[15] Sekedar Kepo

7.4K 554 389
                                    

Yeay, bisa double up😭

****

Melihat Cindy yang telah menurunkan tangannya dari rahang tegas Saka, Ian pun ikut menjauhkan tangannya dari mata Asya. Gadis itu tentu saja mendongak dan menatap Ian heran.

"Kenapa Ian nutup mata Asya?" tanyanya dengan mata yang sedikit mengerjap dan alis yang saling bertaut.

"Biar pandangan lo gak ternodai," jawabnya ngasal.

Asya hanya mengangguk mengiyakan. "Oh."

"Saka, lukanya udah kamu obatin? Mau aku obatin gak?" tanya Cindy dengan pandangan menatap luka lebam Saka.

Baik Asya dan juga Ian sama-sama menoleh menatap Saka dan juga Cindy.

"Gak usah, udah di obatin sama Asya," jawabnya dan menoleh menatap Asya yang hanya diam dengan wajah santainya.

"Owh, aku kirain belum di obatin." Tangan Cindy ingin terangkat untuk memegang luka lebam Saka, tapi sebelum itu, Saka lebih dulu menahannya.

"Mau ngapain ke sini?"

"Mau liat kondisi kamu," jawabnya.

Saka hanya mengangguk. Tangan Cindy kembali naik dan sedikit mengusap pelipis Saka yang telah di beri plaster obat.

Sedangkan Asya, ia beralih bersandar pada pundak Ian sambil menatap adegan di depannya ini. Tangannya tanpa di minta memegang bagian dadanya sendiri dan memukulnya pelan. "Ian ... Liat Saka sama Cindy kayak gitu, kok perasaan Asya gak terima, ya?" tanyanya, bahkan wajahnya yang tampak santai kini murung dalam sekejap.

Ian sedikit menoleh ke samping, menatap Asya sebentar lalu menatap Saka dan juga Cindy. Lelaki itu kemudian mengangkat kepala Asya dari sandarannya dan membalikkan tubuhnya hingga berbalik membelakangi Saka dan juga Cindy.

"Mending lo ke lapangan, jangan sampai guru lo marah," usul Ian lagi.

Asya tak menyahut, ia kembali menoleh ke belakang dan menatap Saka dan juga Cindy. Belum sepenuhnya ia melihat kedua orang itu, pandangannya tiba-tiba gelap saat Ian menutup ke dua matanya. Lelaki itu menuntun Asya hingga keluar dari dalam UKS.

"Kalau udah tau buat sakit, jangan lo liat biar nambah sakitnya," lirih Ian. Lelaki itu melepaskan tangannya dari mata Asya.

"Hah?"

"Hah hoh hah, udah, lo ke lapangan aja. Jangan sampai lo di hukum Pak Dimas."

Asya mengangguk pelan, ia perlahan berjalan menjauh menuju lapangan sekolah dengan wajah tertunduk lesu.

Sedangkan Ian, lelaki itu kembali berjalan masuk dan mengambil duduk di salah satu brankar di UKS. Matanya tak lepas menyorot Saka dan juga Cindy.

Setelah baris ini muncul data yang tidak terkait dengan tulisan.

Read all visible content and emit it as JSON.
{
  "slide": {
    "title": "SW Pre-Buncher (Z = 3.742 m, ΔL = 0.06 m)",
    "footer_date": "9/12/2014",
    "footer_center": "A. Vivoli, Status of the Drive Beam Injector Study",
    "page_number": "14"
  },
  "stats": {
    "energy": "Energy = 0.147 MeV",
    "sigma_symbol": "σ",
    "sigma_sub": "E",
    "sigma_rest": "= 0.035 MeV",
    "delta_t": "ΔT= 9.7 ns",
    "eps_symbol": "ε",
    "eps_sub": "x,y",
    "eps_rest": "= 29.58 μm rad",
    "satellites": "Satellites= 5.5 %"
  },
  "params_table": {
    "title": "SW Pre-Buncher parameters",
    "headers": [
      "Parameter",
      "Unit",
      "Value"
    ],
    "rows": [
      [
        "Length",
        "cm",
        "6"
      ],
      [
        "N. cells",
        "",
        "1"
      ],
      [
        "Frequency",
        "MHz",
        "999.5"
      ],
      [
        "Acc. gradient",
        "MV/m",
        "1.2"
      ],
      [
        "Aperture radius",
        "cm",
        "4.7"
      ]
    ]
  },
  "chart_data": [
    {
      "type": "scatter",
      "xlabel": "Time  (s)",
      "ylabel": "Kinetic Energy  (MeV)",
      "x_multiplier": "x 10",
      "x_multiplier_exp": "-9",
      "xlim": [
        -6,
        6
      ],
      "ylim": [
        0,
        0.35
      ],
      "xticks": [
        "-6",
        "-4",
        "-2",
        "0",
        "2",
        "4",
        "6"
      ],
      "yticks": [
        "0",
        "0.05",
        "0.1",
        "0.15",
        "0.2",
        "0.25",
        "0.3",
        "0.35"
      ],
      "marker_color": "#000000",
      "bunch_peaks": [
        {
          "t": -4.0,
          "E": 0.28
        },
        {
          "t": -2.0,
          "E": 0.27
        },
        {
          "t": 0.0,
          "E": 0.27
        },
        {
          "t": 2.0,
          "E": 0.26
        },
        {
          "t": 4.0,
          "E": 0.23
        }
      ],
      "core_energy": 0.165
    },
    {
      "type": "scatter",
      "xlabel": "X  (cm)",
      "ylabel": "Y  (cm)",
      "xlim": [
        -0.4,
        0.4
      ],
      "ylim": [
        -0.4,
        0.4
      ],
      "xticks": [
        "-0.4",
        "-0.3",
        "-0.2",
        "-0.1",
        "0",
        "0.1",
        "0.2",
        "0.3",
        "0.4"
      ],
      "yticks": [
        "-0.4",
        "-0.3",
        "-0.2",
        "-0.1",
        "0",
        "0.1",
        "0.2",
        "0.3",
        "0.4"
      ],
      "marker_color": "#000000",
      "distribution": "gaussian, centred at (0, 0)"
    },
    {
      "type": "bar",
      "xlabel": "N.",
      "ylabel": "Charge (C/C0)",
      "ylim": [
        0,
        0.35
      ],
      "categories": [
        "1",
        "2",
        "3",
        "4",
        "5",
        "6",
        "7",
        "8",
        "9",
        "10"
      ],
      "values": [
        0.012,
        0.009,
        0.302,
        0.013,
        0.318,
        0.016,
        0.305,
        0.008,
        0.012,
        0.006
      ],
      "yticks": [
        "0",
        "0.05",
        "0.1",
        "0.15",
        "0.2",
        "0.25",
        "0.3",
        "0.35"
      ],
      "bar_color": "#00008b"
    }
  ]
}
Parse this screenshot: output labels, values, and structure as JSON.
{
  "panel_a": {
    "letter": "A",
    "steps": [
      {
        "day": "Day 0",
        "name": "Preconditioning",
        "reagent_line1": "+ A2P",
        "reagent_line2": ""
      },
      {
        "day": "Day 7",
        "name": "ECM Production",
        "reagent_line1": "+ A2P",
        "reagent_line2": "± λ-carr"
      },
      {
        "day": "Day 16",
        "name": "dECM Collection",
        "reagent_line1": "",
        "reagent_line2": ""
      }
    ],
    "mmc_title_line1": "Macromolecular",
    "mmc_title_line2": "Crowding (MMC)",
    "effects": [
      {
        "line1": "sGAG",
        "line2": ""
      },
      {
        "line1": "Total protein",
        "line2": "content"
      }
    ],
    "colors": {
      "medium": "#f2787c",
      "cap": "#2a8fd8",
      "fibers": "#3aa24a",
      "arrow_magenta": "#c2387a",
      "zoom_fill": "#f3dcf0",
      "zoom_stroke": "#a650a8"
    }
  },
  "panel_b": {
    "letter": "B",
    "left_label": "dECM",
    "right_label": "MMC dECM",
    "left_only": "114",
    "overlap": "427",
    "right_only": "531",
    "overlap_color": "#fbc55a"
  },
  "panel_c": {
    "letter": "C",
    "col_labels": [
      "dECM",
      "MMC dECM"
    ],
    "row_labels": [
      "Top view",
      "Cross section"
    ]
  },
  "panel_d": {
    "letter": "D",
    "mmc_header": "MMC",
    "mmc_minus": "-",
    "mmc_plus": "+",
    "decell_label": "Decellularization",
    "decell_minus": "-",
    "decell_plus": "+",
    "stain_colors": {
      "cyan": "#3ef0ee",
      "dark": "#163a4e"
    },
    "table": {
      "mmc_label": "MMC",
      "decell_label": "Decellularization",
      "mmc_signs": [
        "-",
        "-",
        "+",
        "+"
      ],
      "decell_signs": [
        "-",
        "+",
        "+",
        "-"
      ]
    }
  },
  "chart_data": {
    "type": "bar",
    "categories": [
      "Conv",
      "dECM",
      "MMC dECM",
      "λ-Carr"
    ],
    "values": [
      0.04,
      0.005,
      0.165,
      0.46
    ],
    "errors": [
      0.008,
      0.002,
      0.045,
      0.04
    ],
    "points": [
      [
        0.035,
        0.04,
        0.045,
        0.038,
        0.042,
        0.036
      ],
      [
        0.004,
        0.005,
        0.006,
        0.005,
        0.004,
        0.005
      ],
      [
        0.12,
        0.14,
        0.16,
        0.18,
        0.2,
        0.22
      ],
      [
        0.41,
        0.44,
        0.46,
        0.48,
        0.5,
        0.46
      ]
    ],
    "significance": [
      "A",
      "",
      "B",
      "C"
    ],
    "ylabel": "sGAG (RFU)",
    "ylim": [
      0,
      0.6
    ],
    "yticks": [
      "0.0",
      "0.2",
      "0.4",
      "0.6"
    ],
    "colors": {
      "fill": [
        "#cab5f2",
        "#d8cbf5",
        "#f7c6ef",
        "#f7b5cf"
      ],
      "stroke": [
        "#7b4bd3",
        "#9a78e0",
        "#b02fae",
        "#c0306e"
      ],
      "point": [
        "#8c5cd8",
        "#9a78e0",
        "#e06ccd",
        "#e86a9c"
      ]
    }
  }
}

Salah seorang petugas PMR berjalan mendekat ke arah Ian. Setelah meminta izin, perempuan itu dengan sangat hati-hati mengobati luka lebam di wajah Ian. Bahkan, perempuan itu terkadang menahan napasnya saat pandangannya malah fokus pada bibir merah Ian yang tengah luka.

"Mending lo balik, bentar lagi masuk," usul Saka pada Cindy.

"Emang kamu gak mau balik ke kelas?"

"Bentar, jam ke dua," jawabnya santai.

Cindy mengangguk lalu memperbaiki tatanan rambut Saka yang lumayan berantakan. Setelah itu, ia beralih menampilkan senyumnya. "Yaudah, aku ke kelas dulu."

"Hm."

Melihat Cindy yang sudah berlalu keluar, Saka beralih merebahkan tubuhnya sesaat, tepat tak jauh dari sampingnya, Ian juga tengah berbaring dengan mata yang terpejam.